FROM HIGH-THROUGHPUT SCREENING TO CELLULAR VALIDATION: DEVELOPMENT OF A NOVEL IDO1 INHIBITOR TARGETING NEUROPATHIC PAIN.

Neuropathic pain is one of the most significant types of chronic pain, affecting about 10% of the global population. This condition may be triggered by damage to the central or peripheral nervous system. Known treatments for neuropathic pain are limited and scarce, so new pharmacological approaches are required. Results show neuropathic pain can be reduced by inhibiting the tryptophan catabolic pathway, especially the kynurenine pathway (kynpath), suggesting enzymes in this pathway could be drug targets. The first enzyme, indoleamine-2,3-dioxygenase 1 (IDO1), converts tryptophan into a product and is a key enzyme in kynpath, making IDO1 the chosen molecular target. Results: We developed a high-throughput screening (HTS) assay using fluorescence readout. This HTS assay yielded a Z’ factor above 0.75 and a signal-to-background ratio (S/N) over 120, demonstrating its suitability for HTS campaigns. The IDO1 HTS campaign involved 14,000 compounds from innovative chemical libraries, sourced from both synthetic and natural origins. We identified 89 candidates showing at least 50% IDO1 inhibition, including 76 isolated compounds (tested at 20 µM) and 13 natural product fractions from plants and deep-sea bacteria (tested at 20 µg/ml). Of these, 46 isolated compounds were confirmed by concentration-response curves with IC₅₀ < 10 µM, and 8 from natural samples had IC₅₀ < 10 µg/ml.

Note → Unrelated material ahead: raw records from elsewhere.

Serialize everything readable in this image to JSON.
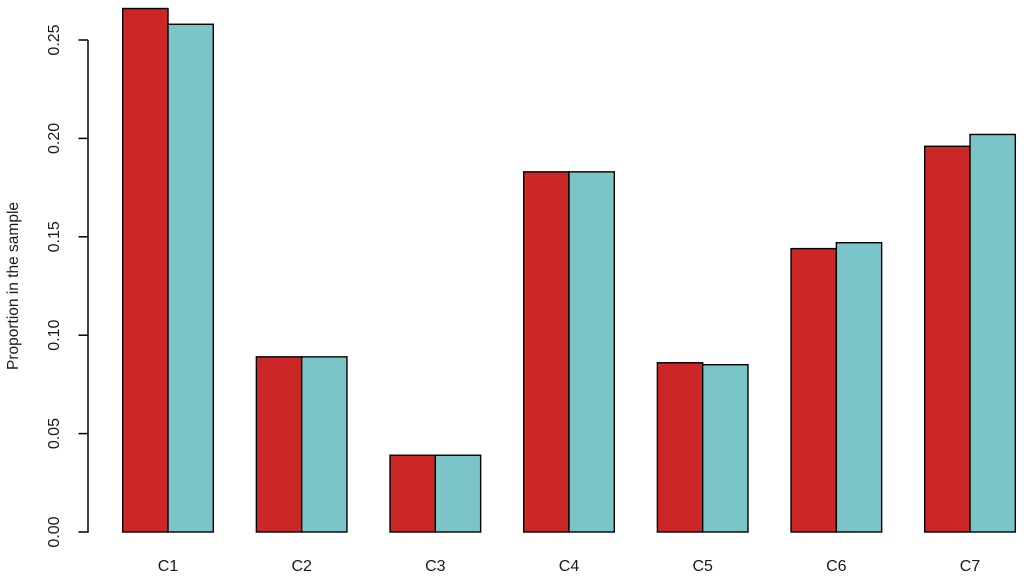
{
  "chart_data": {
    "type": "bar",
    "title": "",
    "categories": [
      "C1",
      "C2",
      "C3",
      "C4",
      "C5",
      "C6",
      "C7"
    ],
    "series": [
      {
        "name": "red-series",
        "color": "#CC2727",
        "values": [
          0.266,
          0.089,
          0.039,
          0.183,
          0.086,
          0.144,
          0.196
        ]
      },
      {
        "name": "teal-series",
        "color": "#7BC5C9",
        "values": [
          0.258,
          0.089,
          0.039,
          0.183,
          0.085,
          0.147,
          0.202
        ]
      }
    ],
    "xlabel": "",
    "ylabel": "Proportion in the sample",
    "ylim": [
      0,
      0.27
    ],
    "yticks": [
      0,
      0.05,
      0.1,
      0.15,
      0.2,
      0.25
    ],
    "ytick_labels": [
      "0.00",
      "0.05",
      "0.10",
      "0.15",
      "0.20",
      "0.25"
    ],
    "grid": false,
    "legend": "none",
    "bar_border_color": "#000000",
    "axis_color": "#000000",
    "text_color": "#1A1A1A",
    "background_color": "#FFFFFF"
  }
}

Following hit selection, we conducted orthogonal assays (IDO1 product detection via absorbance with an alternative probe) and counter screens (coupled enzyme inhibition). Based on the selection criteria, 39 hits were confirmed as IDO1 inhibitors: 33 isolated compounds and 6 natural products. Further testing with saturation transfer difference (STD) NMR experiments confirmed 10 isolated compounds as IDO1 ligands. So far, 6 of these confirmed IDO1 inhibitors and ligands have been tested in cellular assays, confirming 2 as novel intracellular IDO1 inhibitors with IC₅₀ < 20 µM (from natural plants; three were tested, and two showed activity with IC₅₀ < 20 µg/ml). To date, bioavailability and toxicity profiles have been assessed using in silico models and literature data, leading to the selection of two novel IDO1 ligands with suitable drug profiles for proof-of-efficacy tests in animal pain models.